Average of square roots's sum vs. square root of an average

Question

I was watching a video on youtube about how colors work in computers, and found this statement:

"The average of two square roots is less than the square root of an average"

The link to the video where I found this: here

There's even an image in the video with the corresponding algebraic expression, even though in the image it's using a <= (less or equal) sign, instead of a < (less than) sign.

Could someone proof how this makes sense?

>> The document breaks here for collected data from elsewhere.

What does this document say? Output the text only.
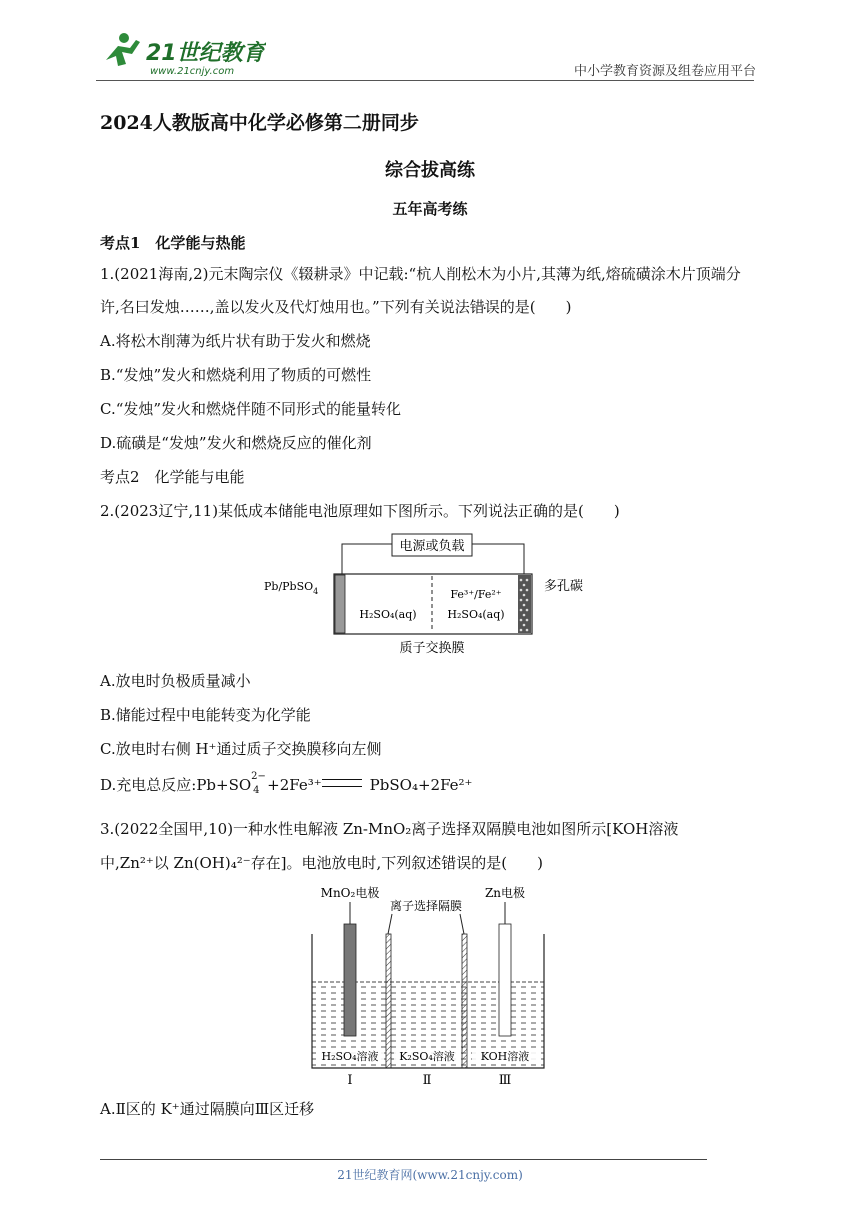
21世纪教育
www.21cnjy.com	中小学教育资源及组卷应用平台
2024人教版高中化学必修第二册同步
综合拔高练
五年高考练
考点1　化学能与热能
1.(2021海南,2)元末陶宗仪《辍耕录》中记载:“杭人削松木为小片,其薄为纸,熔硫磺涂木片顶端分许,名曰发烛……,盖以发火及代灯烛用也。”下列有关说法错误 ·的是(　　)
A.将松木削薄为纸片状有助于发火和燃烧
B.“发烛”发火和燃烧利用了物质的可燃性
C.“发烛”发火和燃烧伴随不同形式的能量转化
D.硫磺是“发烛”发火和燃烧反应的催化剂
考点2　化学能与电能
2.(2023辽宁,11)某低成本储能电池原理如下图所示。下列说法正确的是(　　)
电源或负载
Pb/PbSO$_4$	多孔碳
H₂SO₄(aq)
Fe³⁺/Fe²⁺
H₂SO₄(aq)
质子交换膜
A.放电时负极质量减小
B.储能过程中电能转变为化学能
C.放电时右侧 H⁺通过质子交换膜移向左侧
D.充电总反应:Pb+SO 2−
4 +2Fe³⁺	PbSO₄+2Fe²⁺
3.(2022全国甲,10)一种水性电解液 Zn-MnO₂离子选择双隔膜电池如图所示[KOH溶液
中,Zn²⁺以 Zn(OH)₄²⁻存在]。电池放电时,下列叙述错误的是(　　)
MnO₂电极
离子选择隔膜
Zn电极
H₂SO₄溶液 K₂SO₄溶液 KOH溶液
Ⅰ	Ⅱ	Ⅲ
A.Ⅱ区的 K⁺通过隔膜向Ⅲ区迁移
21世纪教育网(www.21cnjy.com)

P.S. Sorry I don't include the expression in this question, I don't know how to.

Answer 1

Good question, I actually happened to have watched that video. Manipulate... $${{\sqrt a+ \sqrt b} \over 2} \le \sqrt{{a+b} \over 2}$$

into something easier to work with. Square both sides, assuming that they are positive. $${{{a+b} \over 4} + {\sqrt{ab} \over 2}} \le {{a+b} \over 2}$$ $${\sqrt{ab} \over 2} \le {{a+b} \over 4}$$ $${\sqrt{ab}} \le {{a+b} \over 2}$$ Now, subsitute $b=a+n$ $${\sqrt{a^2+an}} \le {{2a+n} \over 2}$$ assume the equality is true for some number $a$. Square both sides of the inequality and multiply by 4... $${4a^2+4an} \le {4a^2+4an+n^2}$$ $$0 \le n^2$$ we already noted that both a and b are real and positive so this true. If you're still unclear, just do the steps in reverse and you'll get back to the original inequality.

Answer 2

Many such inequalities between the average of a function and the function of the average follow directly from Jensen's inequality.

Answer 3

This is from the comment of André Nicolas, which I will just attempt to clarify. Assume $x,y\ge0$. We want $${[\sqrt x + \sqrt y]\over 2 } \le \sqrt{(x+y)\over 2}$$

We proceed with inequalities equivalent to the first and to each other:

$${[\sqrt x + \sqrt y]\over 2 } \le {\sqrt{(x+y)}\over \sqrt 2}$$ $${\sqrt x + \sqrt y } \le {2\sqrt{(x+y)}\over \sqrt 2}$$ $${\sqrt x + \sqrt y } \le {\sqrt2\sqrt{(x+y)}}$$ squaring $$x+2\sqrt{xy}+y\le 2x+2y$$ $$x+y-2\sqrt{xy}\ge0$$ $${{[\sqrt x - \sqrt y]}}^2\ge0$$ which we know to be true. Thus, its equivalent inequality, the one we are trying to prove is also true.